Die Klägerin trägt vor, für die von ihr "substantiiert vorgetragenen Beschwerden", namentlich eine "faktische Blindheit", sei vorsorglich Beweiserhebung beantragt worden, das LSG sei aber ihrem Beweisantrag ohne hinreichende Begründung nicht gefolgt. Mit diesem Vorbringen sind die Darlegungsanforderungen nicht erfüllt. Die Klägerin formuliert damit nicht, welchen Beweisantrag zu welchem (nach der Rechtsauffassung des LSG entscheidungserheblichen) Beweisthema sie gestellt haben will. Jedenfalls aber trägt sie nicht vor, dass sie an dem behaupteten Beweisantrag sowie auch auf die erfolgte Anhörung nach § 153 Abs 4 SGG erneut und ausdrücklich festgehalten oder ihn erstmals gestellt habe.

Auch soweit die Klägerin einwendet, das LSG sei auf ihren Vortrag zur faktischen Blindheit nicht eingegangen, und sie damit die Verletzung rechtlichen Gehörs (Art 103 Abs 1 GG , § 62 SGG ) rügen möchte, genügt ihr Vorbringen nicht den gesetzlichen Darlegungsanforderungen. Für die Darlegung einer Gehörsrüge müssen im Einzelfall besondere Umstände deutlich gemacht werden, dass tatsächliches Vorbringen eines Beteiligten entweder überhaupt nicht zur Kenntnis genommen oder doch bei der Entscheidung nicht erwogen worden ist (stRspr; vgl zB BVerfG vom 22.11.1983 - 2 BvR 399/81 - BVerfGE 65, 293 , 295 f = SozR 1100 Art 103 Nr 5; BSG vom 15.4.2019 - B 13 R 233/17 B - juris RdNr 18). Im Rahmen dieser sogenannten Erwägensrüge gilt die tatsächliche Vermutung, dass ein Gericht das Vorbringen der Beteiligten und den Akteninhalt zur Kenntnis genommen und erwogen hat, zumal es nach Art 103 Abs 1 GG nicht verpflichtet ist, auf jeden Gesichtspunkt einzugehen, der im Laufe des Verfahrens von der einen oder anderen Seite zur Sprache gebracht worden ist (vgl BVerfG vom 8.7.1997 - 1 BvR 1621/94 - BVerfGE 96, 205 , 216 f). Die Klägerin führt selbst aus, ihre "faktische Blindheit" sei vom LSG nur "beiläufig erwähnt" und "als inhaltsleer angesehen" worden, ohne dass dies substantiiert begründet worden sei. Dass Vorbringen gänzlich übergangen oder nicht erwogen worden sei, zeigen diese Ausführungen gerade nicht auf. Letztlich liegt auch in diesem Vortrag keine Gehörs-, sondern eine Sachaufklärungsrüge, deren Vorliegen die Klägerin nicht substantiiert dargetan hat. Die Anforderungen an die Sachaufklärungsrüge dürfen nicht durch ein Ausweichen auf die Gehörsrüge umgangen werden (vgl BSG vom 14.4.2009 - B 5 R 206/08 B - SozR 4-1500 § 160 Nr 18 RdNr 6; BSG vom 18.5.2016 - B 5 RS 10/16 B - juris RdNr ), weil anderenfalls die Beschränkungen des § 160 Abs 2 Nr 3 Halbsatz 2 SGG im Ergebnis ins Leere liefen.

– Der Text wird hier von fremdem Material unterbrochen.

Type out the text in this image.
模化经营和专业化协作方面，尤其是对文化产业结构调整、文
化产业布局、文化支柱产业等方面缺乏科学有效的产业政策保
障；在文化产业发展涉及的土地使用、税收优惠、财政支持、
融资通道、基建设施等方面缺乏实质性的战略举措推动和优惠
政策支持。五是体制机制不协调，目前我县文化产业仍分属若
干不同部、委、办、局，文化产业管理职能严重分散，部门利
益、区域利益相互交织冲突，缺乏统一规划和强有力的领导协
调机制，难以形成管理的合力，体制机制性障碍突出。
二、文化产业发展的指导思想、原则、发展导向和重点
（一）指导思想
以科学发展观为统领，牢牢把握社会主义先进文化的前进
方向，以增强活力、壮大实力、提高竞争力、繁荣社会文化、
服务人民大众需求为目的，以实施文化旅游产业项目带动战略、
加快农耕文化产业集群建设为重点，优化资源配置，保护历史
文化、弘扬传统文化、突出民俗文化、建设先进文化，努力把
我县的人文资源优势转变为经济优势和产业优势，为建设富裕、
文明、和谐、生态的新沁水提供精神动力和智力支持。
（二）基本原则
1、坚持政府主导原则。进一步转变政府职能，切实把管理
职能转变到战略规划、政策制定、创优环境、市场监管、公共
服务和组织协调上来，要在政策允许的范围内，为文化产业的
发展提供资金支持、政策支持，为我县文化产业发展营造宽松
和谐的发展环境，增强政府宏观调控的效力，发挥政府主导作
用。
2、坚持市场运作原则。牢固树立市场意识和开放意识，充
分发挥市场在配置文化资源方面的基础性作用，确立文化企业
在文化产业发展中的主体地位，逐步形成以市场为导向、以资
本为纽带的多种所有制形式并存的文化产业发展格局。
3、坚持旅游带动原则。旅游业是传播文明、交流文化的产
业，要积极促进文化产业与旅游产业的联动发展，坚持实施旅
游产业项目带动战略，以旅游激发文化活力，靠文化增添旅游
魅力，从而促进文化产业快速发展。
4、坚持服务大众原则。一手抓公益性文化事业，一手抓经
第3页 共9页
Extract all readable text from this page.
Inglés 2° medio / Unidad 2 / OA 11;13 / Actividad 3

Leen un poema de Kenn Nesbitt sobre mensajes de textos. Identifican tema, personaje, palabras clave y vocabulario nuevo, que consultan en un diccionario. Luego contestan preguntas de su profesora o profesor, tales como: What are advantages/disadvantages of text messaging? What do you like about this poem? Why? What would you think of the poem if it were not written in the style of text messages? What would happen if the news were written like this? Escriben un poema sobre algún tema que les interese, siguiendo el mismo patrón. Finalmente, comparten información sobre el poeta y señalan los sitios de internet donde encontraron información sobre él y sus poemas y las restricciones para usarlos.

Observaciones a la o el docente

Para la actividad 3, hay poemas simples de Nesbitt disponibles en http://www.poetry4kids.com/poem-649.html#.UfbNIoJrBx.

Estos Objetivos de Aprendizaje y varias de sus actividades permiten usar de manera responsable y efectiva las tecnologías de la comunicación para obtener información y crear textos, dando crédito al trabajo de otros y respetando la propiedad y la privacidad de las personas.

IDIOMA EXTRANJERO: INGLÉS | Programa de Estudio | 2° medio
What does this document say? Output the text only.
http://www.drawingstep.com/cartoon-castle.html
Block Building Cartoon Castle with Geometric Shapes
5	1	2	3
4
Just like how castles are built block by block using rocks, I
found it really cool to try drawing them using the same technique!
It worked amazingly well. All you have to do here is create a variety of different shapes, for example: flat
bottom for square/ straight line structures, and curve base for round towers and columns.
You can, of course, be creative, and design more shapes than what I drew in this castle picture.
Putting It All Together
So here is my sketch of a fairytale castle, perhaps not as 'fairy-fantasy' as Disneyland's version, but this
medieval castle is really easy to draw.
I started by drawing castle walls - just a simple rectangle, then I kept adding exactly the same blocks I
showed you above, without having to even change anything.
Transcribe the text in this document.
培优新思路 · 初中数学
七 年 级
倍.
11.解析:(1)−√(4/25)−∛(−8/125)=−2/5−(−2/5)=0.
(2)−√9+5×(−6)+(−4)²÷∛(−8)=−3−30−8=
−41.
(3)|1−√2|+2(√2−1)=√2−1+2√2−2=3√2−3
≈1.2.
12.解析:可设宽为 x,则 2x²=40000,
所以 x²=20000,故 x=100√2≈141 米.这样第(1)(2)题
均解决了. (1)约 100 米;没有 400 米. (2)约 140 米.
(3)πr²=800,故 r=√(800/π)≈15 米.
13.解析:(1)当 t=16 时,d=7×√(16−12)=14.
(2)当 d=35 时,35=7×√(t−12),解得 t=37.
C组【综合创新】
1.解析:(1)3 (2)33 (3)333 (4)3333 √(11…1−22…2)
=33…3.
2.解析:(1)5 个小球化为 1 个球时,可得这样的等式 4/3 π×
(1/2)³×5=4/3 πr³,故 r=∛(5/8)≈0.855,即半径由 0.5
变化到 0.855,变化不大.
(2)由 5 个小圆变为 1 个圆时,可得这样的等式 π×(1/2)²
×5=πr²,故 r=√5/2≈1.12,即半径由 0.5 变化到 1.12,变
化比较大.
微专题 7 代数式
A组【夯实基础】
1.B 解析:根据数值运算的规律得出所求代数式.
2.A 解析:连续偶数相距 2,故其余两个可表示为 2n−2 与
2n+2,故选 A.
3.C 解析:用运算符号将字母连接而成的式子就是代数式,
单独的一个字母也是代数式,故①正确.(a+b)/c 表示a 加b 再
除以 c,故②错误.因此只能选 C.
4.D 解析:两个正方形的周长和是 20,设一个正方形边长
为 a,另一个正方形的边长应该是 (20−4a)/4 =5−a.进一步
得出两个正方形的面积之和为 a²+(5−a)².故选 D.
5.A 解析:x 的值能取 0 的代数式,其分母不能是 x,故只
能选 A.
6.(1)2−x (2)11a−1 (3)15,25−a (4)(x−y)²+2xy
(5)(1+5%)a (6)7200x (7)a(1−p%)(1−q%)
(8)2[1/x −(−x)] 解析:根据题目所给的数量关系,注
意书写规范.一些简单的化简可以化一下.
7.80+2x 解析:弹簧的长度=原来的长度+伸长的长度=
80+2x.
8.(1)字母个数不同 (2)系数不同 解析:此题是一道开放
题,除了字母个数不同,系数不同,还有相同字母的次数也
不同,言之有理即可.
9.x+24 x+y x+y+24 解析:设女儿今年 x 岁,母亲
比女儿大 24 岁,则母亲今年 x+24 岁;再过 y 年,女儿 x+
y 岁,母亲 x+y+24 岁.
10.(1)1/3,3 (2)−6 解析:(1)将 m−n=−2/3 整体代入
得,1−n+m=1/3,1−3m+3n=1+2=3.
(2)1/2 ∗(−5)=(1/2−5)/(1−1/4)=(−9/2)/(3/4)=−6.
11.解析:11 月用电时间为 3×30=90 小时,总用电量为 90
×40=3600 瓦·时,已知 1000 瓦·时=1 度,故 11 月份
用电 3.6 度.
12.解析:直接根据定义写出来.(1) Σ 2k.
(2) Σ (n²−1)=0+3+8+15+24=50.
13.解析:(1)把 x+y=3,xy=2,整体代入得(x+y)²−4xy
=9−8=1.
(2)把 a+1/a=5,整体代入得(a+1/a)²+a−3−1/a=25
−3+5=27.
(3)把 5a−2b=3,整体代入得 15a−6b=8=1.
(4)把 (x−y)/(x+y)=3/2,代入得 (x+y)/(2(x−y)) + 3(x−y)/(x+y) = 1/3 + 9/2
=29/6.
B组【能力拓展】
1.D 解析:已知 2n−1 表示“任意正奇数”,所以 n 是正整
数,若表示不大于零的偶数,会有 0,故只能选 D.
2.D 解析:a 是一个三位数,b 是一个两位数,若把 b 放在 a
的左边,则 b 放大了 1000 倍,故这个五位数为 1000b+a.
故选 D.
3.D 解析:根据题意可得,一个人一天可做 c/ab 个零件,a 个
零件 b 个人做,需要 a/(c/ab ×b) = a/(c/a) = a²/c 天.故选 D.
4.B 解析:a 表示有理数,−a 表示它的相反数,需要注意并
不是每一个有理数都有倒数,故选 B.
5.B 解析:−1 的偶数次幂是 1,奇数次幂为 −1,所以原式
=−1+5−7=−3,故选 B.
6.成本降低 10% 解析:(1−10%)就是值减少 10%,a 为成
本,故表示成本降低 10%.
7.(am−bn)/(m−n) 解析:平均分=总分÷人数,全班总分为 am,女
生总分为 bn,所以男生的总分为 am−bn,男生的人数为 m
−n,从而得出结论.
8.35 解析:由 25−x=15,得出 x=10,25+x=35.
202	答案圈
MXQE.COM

2. Wer sich auf den Zulassungsgrund der grundsätzlichen Bedeutung beruft, muss eine Rechtsfrage klar formulieren und ausführen, inwiefern diese Frage im angestrebten Revisionsverfahren entscheidungserheblich sowie klärungsbedürftig und über den Einzelfall hinaus von Bedeutung ist (vgl zB BSG vom 17.4.2012 - B 13 R 347/11 B - SozR 4-2600 § 72 Nr 5 RdNr 17 mwN; zur verfassungsrechtlichen Unbedenklichkeit dieses Maßstabs BVerfG vom 14.4.2010 - 1 BvR 2856/07 - SozR 4-1500 § 160a Nr 24).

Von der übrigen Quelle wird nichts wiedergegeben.